Descartes

    Desmond Tutu On Descartes' Radical Individualism

    "Ubuntu is very difficult to render into a Western language.  It speaks of the very essence of being human....[If you have Ubuntu] then you are generous, you are hospitable, you are friendly and caring and compassionate.  You share what you have.  It is to say, 'My humanity is caught up, inextricably bound up, in yours.'  We belong in a bundle of life.  We say 'A person is a person through other persons.'  It is not, 'I think, therefore I am.'  It says rather: 'I am human because I belong. I participate, I share.'"
    Desmond Tutu, No Future Without Forgiveness, 31. (New York: Random House, 2000)

    Mersenne, Education, and Intellectual "Property"

    French cleric Marin Mersenne was the academic journal of his day.  I have heard it said that in the seventeenth century the saying was "If you want to tell Europe, tell Mersenne." 

    Hobbes mentions Mersenne several times in his verse autobiography - high praise for a Roman Catholic cleric from someone whose antipathy for the Roman church and its philosophy was both deep and wide.  But when Hobbes needed friends during his exile in France, Mersenne was glad to be one of those friends.  Mersenne was a friend to all who were engaged in research.  He was a living example of that idea of Justin Martyr's that Christians need not fear any books at all, since all the truth they contain belongs to the God who made and sustains it.

    He was a friend to Galileo, and he passed Galileo's research on the regular oscillation of pendula along to Huygens in Holland, since he knew Huygens was trying to invent a more regular way of keeping time, leading to the invention of the pendulum clock.  He corresponded with Pascal, Gassendi, and Descartes, and what he learned from one he shared with others who could use it.

    In his Carnage and Culture, Victor Davis Hanson claims that one of the reasons for technological flourishing in the west is that western cultures treat knowledge as property that can be sold in the marketplace.  I can't say whether Hanson's causal inference is correct, but his observation about intellectual "property" is acute.

    But alongside it we should add another observation, namely that universities have long been places where ideas are exchanged freely.  Yes, students pay tuition, but we also give free public lectures, allow free or inexpensive auditing, etc.  What is being sold in the university is not the information but the cost of maintaining a place of intentional colloquy and pedagogy.  We aren't selling ideas to students; we are allowing them to join us in the maintenance of a vital institution, and as members of that institution they participate in its life and share in its learning.

    Mersenne was not a merchant of ideas but their curator, a steward ushering them to the places they were most needed.  He was a gardener who made very few original contributions but who shared the best cultivars he could find with others in whose gardens they could flourish.  His approach to knowledge was like that of the church in its earliest years, where "no one claimed private ownership of any possessions, but everything they owned was held in common" and goods were "distributed to each as they had need."

    Mersenne's model is relevant to our contemporary conversations about the meaning and cost of an education, the value of universities, and the publication of scientific journals.  Some money will be needed to maintain these institutions, but we should resist reducing them to market-based enterprises, or valuing their contributions in terms of revenues.  There is also the shared work of curiosity, and of desiring to see our neighbors, and their ideas, flourish. 

    Proofs of God's Existence

    Every time we encounter a proof of God's existence or non-existence, we should use it as an opportunity to ask: why is this proof being offered?

    Too often I have seen Anselm's "ontological" argument abstracted from its context, as though the fact that his Proslogion begins with a prayer were inconsequential to the argument; or Descartes' proofs abstracted from his Meditations, as though it were not important that "God" serves an instrumental purpose for Descartes, allowing for the re-establishment of the world after he doubts its existence.

    Anselm already believes when he writes his argument.  He has arrived at his belief in some way other than argumentation, and there is no shame in that.  Most of us arrive at most of our beliefs in less-than-purely-rational ways, and as William James has argued, we have the right to do so.
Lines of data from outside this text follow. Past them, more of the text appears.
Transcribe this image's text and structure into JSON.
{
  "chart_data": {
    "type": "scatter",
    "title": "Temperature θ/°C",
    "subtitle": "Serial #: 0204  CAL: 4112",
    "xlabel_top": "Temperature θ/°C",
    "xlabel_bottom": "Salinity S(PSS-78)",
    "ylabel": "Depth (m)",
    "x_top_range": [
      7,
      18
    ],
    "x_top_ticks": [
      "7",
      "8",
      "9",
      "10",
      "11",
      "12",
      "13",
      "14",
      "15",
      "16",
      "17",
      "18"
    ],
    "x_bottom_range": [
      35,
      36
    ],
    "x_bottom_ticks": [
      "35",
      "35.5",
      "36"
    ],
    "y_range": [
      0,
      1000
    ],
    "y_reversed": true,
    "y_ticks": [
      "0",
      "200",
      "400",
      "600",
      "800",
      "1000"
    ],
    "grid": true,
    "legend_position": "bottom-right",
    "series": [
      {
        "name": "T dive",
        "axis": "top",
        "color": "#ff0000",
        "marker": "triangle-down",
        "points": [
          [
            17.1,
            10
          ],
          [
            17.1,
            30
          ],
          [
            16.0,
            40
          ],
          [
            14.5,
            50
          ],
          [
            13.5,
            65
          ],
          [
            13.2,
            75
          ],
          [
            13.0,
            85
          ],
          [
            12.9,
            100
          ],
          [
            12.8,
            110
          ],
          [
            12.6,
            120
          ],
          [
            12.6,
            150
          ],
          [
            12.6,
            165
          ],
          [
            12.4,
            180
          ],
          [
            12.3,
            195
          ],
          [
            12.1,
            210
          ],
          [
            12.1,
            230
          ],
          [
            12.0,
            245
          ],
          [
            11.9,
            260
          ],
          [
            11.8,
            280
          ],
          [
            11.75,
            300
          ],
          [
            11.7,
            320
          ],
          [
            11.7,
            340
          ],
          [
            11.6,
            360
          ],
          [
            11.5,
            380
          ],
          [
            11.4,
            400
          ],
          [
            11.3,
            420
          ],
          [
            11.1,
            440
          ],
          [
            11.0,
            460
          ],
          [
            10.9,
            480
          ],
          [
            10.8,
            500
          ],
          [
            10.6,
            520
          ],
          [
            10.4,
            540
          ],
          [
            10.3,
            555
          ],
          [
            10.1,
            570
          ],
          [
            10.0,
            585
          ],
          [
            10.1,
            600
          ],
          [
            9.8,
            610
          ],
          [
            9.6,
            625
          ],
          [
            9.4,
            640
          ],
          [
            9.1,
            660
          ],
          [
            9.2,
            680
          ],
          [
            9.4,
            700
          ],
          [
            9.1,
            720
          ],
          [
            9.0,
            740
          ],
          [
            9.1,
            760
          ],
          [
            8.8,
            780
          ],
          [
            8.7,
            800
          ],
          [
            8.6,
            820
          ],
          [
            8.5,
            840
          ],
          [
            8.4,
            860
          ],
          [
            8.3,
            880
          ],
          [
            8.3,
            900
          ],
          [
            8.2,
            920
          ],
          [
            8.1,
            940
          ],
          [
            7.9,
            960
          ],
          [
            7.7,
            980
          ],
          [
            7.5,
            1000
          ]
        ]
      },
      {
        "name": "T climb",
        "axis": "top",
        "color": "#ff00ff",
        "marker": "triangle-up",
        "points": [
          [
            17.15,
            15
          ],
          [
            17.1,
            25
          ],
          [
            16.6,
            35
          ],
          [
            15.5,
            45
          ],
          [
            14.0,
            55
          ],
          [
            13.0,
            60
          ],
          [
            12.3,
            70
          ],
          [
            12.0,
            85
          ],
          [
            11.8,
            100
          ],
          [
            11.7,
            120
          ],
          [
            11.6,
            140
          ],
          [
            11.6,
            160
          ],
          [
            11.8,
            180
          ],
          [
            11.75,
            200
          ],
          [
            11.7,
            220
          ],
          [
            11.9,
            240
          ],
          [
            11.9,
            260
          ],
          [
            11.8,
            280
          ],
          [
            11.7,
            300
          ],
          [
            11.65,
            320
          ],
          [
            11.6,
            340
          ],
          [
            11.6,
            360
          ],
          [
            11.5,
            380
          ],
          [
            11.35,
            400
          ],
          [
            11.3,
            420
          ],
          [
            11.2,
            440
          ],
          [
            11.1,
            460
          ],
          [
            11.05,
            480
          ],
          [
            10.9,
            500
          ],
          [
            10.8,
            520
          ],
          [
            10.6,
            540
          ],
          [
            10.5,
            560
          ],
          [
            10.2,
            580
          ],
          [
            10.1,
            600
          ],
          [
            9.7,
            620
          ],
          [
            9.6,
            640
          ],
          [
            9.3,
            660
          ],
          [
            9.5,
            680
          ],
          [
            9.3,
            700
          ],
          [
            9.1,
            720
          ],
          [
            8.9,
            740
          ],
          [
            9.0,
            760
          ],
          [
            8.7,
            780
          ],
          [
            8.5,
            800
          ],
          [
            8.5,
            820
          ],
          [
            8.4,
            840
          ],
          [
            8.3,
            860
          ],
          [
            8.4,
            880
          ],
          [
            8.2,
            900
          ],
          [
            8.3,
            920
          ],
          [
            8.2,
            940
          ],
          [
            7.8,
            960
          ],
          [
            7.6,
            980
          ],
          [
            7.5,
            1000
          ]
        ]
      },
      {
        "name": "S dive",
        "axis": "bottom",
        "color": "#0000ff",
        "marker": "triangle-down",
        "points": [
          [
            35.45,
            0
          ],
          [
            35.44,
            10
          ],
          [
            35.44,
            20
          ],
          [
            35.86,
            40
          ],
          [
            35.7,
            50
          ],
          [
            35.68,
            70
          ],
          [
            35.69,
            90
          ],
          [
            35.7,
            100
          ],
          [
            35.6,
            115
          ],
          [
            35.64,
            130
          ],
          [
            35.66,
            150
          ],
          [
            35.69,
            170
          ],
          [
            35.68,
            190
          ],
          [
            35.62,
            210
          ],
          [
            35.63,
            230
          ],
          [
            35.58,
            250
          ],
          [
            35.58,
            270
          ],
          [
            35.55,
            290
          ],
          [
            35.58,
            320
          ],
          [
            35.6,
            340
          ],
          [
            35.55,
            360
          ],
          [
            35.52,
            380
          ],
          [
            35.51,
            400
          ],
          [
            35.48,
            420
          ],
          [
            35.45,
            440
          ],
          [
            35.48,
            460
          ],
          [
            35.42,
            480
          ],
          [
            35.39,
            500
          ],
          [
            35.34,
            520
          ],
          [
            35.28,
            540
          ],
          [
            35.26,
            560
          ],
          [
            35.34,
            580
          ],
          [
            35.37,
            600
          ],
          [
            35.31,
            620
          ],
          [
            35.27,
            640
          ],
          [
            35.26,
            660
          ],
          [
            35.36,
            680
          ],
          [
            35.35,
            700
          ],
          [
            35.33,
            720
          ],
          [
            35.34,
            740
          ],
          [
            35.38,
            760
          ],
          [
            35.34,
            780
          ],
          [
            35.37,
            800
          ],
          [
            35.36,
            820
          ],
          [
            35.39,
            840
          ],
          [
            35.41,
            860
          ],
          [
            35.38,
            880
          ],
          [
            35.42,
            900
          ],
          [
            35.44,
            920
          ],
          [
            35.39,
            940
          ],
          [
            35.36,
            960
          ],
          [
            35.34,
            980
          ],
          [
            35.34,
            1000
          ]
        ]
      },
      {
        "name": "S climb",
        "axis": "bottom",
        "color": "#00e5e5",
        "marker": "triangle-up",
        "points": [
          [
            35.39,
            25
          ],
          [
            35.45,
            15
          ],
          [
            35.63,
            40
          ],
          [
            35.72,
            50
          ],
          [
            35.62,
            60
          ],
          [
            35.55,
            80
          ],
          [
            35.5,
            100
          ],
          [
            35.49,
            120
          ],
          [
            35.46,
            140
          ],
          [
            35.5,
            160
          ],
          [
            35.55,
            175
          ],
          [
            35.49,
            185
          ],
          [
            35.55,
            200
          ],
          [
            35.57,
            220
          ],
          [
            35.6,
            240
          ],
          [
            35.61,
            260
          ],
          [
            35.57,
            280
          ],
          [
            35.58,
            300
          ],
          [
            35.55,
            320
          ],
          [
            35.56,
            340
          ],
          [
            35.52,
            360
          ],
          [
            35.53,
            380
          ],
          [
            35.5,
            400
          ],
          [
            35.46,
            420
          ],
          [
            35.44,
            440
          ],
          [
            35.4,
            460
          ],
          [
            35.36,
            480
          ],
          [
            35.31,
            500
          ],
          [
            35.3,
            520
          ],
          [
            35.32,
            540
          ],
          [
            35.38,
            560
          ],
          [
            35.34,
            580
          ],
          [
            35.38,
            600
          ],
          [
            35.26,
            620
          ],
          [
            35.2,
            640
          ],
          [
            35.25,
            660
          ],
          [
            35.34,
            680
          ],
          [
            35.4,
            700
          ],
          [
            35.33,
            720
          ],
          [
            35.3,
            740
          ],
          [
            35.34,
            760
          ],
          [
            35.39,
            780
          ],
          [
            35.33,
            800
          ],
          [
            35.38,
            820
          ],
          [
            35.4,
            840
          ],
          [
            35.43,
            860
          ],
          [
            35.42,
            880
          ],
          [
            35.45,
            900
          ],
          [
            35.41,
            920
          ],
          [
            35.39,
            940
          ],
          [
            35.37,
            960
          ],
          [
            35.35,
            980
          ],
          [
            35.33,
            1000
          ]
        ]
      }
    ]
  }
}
It looks to me like Anselm is writing not in order to defeat all atheism (though that may be one of his aims) but in order to see if his faith and his understanding can be in agreement with one another.

    Descartes might believe or he might not; I don't know how I could know.  God matters in his Meditations because God offers an "Archimedean point," a fulcrum on which to rest the lever of reason, allowing Descartes to lift the world anew from the ruins of doubt. Whether or not Descartes believes in God's existence, God is useful to Descartes.

    My point is that it is mistaken to assume that arguments about God - for or against God - are detached and detachable from other concerns, and when we neglect those concerns we might just be missing the most important aspect of those arguments, namely the human aspect.  When we argue about God, we are usually also arguing about something else.